The Four-Day School Week

School Administrator, March, 1999 by Kimberly Reeves

"We invited them to the table, but the only thing they brought was their own personal intuition," says Cleaver, noting his district's buses must travel 900 miles on any given school day. "We invited them to prove us wrong, but they really didn't provide us with anything other than rhetoric and opinion. They didn't want information."

If the schedule didn't work, the school district would restore the fifth day, Cleaver promised the community. "There's nothing magical about the five-day week," he told them. And he pointed out that spending only 2.5 hours in class on Friday mornings made no sense, especially for younger children who had to spend two hours on a bus every day. Ultimately, his proposal won out. "I believe you do long studies and you collect data and you look to re-evaluate and assess your situation down the road," Cleaver says. "This schedule is an ongoing process. The opponents said that once we started, we'd never turn back. ... We will turn back if people show us that this is hurting kids."

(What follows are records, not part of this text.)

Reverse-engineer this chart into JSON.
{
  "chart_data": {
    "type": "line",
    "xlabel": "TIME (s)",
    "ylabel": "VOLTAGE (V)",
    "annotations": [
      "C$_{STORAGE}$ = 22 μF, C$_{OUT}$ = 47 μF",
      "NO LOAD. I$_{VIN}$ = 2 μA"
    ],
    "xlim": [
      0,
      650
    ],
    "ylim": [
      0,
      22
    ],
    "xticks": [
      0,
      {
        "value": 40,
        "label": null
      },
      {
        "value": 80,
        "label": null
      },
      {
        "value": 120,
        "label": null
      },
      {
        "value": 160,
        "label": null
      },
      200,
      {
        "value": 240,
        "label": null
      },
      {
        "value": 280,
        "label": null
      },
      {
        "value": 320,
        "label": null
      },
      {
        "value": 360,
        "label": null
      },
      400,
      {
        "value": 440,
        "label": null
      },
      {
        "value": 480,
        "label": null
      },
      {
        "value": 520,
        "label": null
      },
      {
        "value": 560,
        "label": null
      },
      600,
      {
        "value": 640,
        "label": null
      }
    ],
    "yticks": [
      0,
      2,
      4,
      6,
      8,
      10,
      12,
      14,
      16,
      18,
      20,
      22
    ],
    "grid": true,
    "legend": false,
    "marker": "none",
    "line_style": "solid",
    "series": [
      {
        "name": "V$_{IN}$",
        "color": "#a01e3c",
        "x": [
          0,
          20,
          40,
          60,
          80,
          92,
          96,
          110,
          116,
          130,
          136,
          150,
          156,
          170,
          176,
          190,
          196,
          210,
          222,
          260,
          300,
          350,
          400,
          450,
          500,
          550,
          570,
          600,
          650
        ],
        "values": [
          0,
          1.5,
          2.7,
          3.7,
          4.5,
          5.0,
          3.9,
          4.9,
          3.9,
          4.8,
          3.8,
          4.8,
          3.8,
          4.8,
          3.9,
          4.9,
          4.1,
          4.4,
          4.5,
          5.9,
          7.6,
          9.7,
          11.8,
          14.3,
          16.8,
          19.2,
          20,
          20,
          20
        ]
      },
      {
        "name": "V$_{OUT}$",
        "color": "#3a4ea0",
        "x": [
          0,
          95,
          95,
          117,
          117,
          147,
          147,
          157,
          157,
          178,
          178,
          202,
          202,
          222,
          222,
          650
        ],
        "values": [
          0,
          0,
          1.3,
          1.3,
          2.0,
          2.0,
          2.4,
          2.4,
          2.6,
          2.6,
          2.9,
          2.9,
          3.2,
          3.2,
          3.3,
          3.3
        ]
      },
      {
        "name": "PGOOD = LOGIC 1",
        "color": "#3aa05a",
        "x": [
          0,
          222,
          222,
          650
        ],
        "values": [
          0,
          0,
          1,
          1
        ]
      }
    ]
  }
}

R.L. Richards, superintendent in Texico, N.M., has studied the four-day week in New Mexico school districts. The biggest challenge, he says he found, was in teacher preparation. Just as in block scheduling, teachers must be prepared to deliver a good lesson and a half during the extended time.

"You can't take roll, talk about your family for a while and then introduce a lesson and wing it," Richards says. "You have to be prepared to teach."

Coker, the superintendent in Animas, N.M., agrees the four-day week cannot stand alone. To implement the schedule effectively a school district must make some accommodations. In Animas, a school breakfast program was added for the first time. Frequent rest periods were provided for younger students. More rigorous classes were shifted to the morning and activities to the afternoon.

The district also strengthened school attendance policies to cut down on student and teacher absences, Coker says. Staff sick leave was reduced by two days to reflect the shorter school year. In other districts that have adopted shorter weeks, older children have been trained by home economics teachers to serve as babysitters.

"We made a concerted effort to change a lot of issues in the year that we implemented the four-day week," Coker says. "You have to make changes."

New Rationale

Two of the most recent school districts to move to a four-day school week--Saratoga, Ark., and Beauregard Parish, La.--added a new twist. These rural school districts moved to the alternative schedule not to save money but because of perceived academic and social benefits.

What limited research has been done on student achievement under the four-day school week has found little or no impact. An early study in Colorado showed "student achievement didn't suffer under the four-day week, but it didn't increase either," says Newlin of the National Rural Education Association at Colorado State University.

Richards, the Texico, N.M., superintendent, found similar results in his own early examination of testing data from the first 10 New Mexico districts on a four-day week. He compared eight years of test scores from four-day and five-day districts in 1990 and found the mean score for student achievement among four-day schools was higher but not high enough to be considered statistically significant.